"Hayat güzel, yeter ki özgürce yaşayın." Bu mudur hocam yani? Paulo Coelho ünlü bir yazar, üstelik Güney Amerikalı. Bir insan Güney Amerikalı olunca; ister istemez "sert adam, alayına gider" etiketini üzerine giyiyor. Marquez'i okuduk, Che'yi anlattılar, Tanrı Kent'i izledik (ben tam izlemedim gerçi ama olsun), en kötü Boca-River derbileri hikayelerini dinledik. Güney Amerikalı; hayatı, otoriteyi, yaşamı sorgulamaktan çekinmez, asidir, tutkuludur, farklıdır. Tanımıyorum hiçbirini ama öyle hissediyoruz.
Paulo Coelho'nun ilk defa bir kitabını okudum. Kitabın başında çok heyecanlandım. Ölmek isteyen 24 yaşında genç bir kız vardı. Hayata gider yapıyor. Üstelik bunu tripkız (yeni kelime uydurdum) olduğu için de yapmıyor. Hayatı sorgulayarak yapıyor bunu.
Yaklaşık 50 sayfa sonra bu kız "hayat ne güzel vapurlar falan, hatta çiçek-böcek" kıvamına geliyır. Bu kadar kolay mı? Tam Hollywood tarzı aslında.
Hollywood sever bu hikayeleri. Carpe Diem derler, hayattan zevk alın derler ama alttan alta da isyan eden adamın başına kötü şeyler gelir (genelde ölüm). Hani sus ve yalamaya devam et sertliği değil de, tecavüz kaçınılmazsa zevk al mizahı. Bu kitapta ona uymuş biraz.
Yaşamın amacı, 200 sayfalık kitabın ana fikri "her an ölebilirsin o yüzden keyfini çıkar" olmamalı. Bu kadar boş olmamalı. Veya daha da boş olmalı. Ama bu değil en azından. Bu mesajı veren kitaplar, filmler ne yazık ki benim için yetersiz kalıyor.

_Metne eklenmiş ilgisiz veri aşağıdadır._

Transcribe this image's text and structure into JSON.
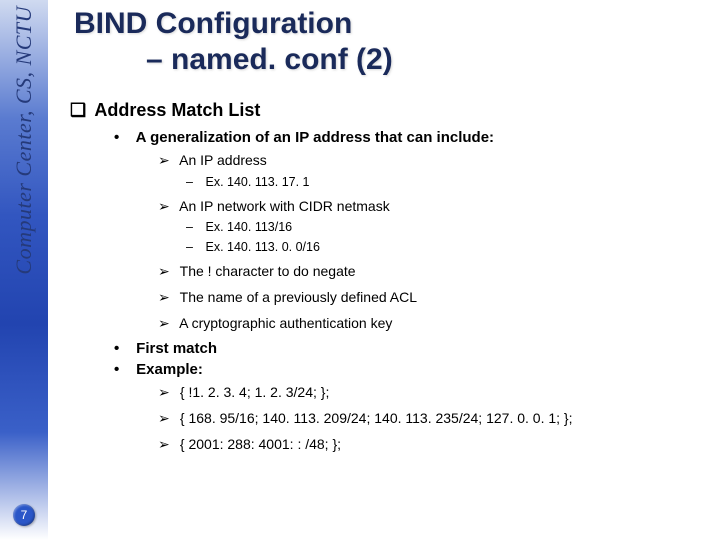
{
  "sidebar": {
    "label": "Computer Center, CS, NCTU"
  },
  "page_number": "7",
  "title": {
    "line1": "BIND Configuration",
    "line2": "– named. conf (2)"
  },
  "section": {
    "heading_marker": "❑",
    "heading": "Address Match List",
    "b1": {
      "marker": "•",
      "text": "A generalization of an IP address that can include:",
      "items": [
        {
          "marker": "➢",
          "text": "An IP address",
          "subs": [
            {
              "marker": "–",
              "text": "Ex. 140. 113. 17. 1"
            }
          ]
        },
        {
          "marker": "➢",
          "text": "An IP network with CIDR netmask",
          "subs": [
            {
              "marker": "–",
              "text": "Ex. 140. 113/16"
            },
            {
              "marker": "–",
              "text": "Ex. 140. 113. 0. 0/16"
            }
          ]
        },
        {
          "marker": "➢",
          "text": "The ! character to do negate",
          "subs": []
        },
        {
          "marker": "➢",
          "text": "The name of a previously defined ACL",
          "subs": []
        },
        {
          "marker": "➢",
          "text": "A cryptographic authentication key",
          "subs": []
        }
      ]
    },
    "b2": {
      "marker": "•",
      "text": "First match"
    },
    "b3": {
      "marker": "•",
      "text": "Example:",
      "items": [
        {
          "marker": "➢",
          "text": "{ !1. 2. 3. 4; 1. 2. 3/24; };"
        },
        {
          "marker": "➢",
          "text": "{ 168. 95/16; 140. 113. 209/24; 140. 113. 235/24; 127. 0. 0. 1; };"
        },
        {
          "marker": "➢",
          "text": "{ 2001: 288: 4001: : /48; };"
        }
      ]
    }
  }
}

Belki bir gün biz de ölümden falan dönersek, akıl hastanesine yatarsak bu tarz eserleri sevmeye başlarız. Fakat hayatla kavgası olan bizler için daha erken. Kavga ediyoruz, savaşıyoruz, saygı duyuyoruz ama aşığı da değiliz be abi. (Şimdi bunları yazıyorum, kesin başıma birşey gelecek).
Kitapta en çok Doktor Igor'u sevdim. Güzel karakter.
Hakkını vermek lazım, yazarın kalemi güzel. Çok güzel yazmış. Çevirmenin de eline sağlık. O açıdan hiç bir sıkıntı yok.
Bu Veronika'nın bir de Wilbur versiyonu var, onu izleyelim en yakın zamanda, belki oradan birşeyler çıkar.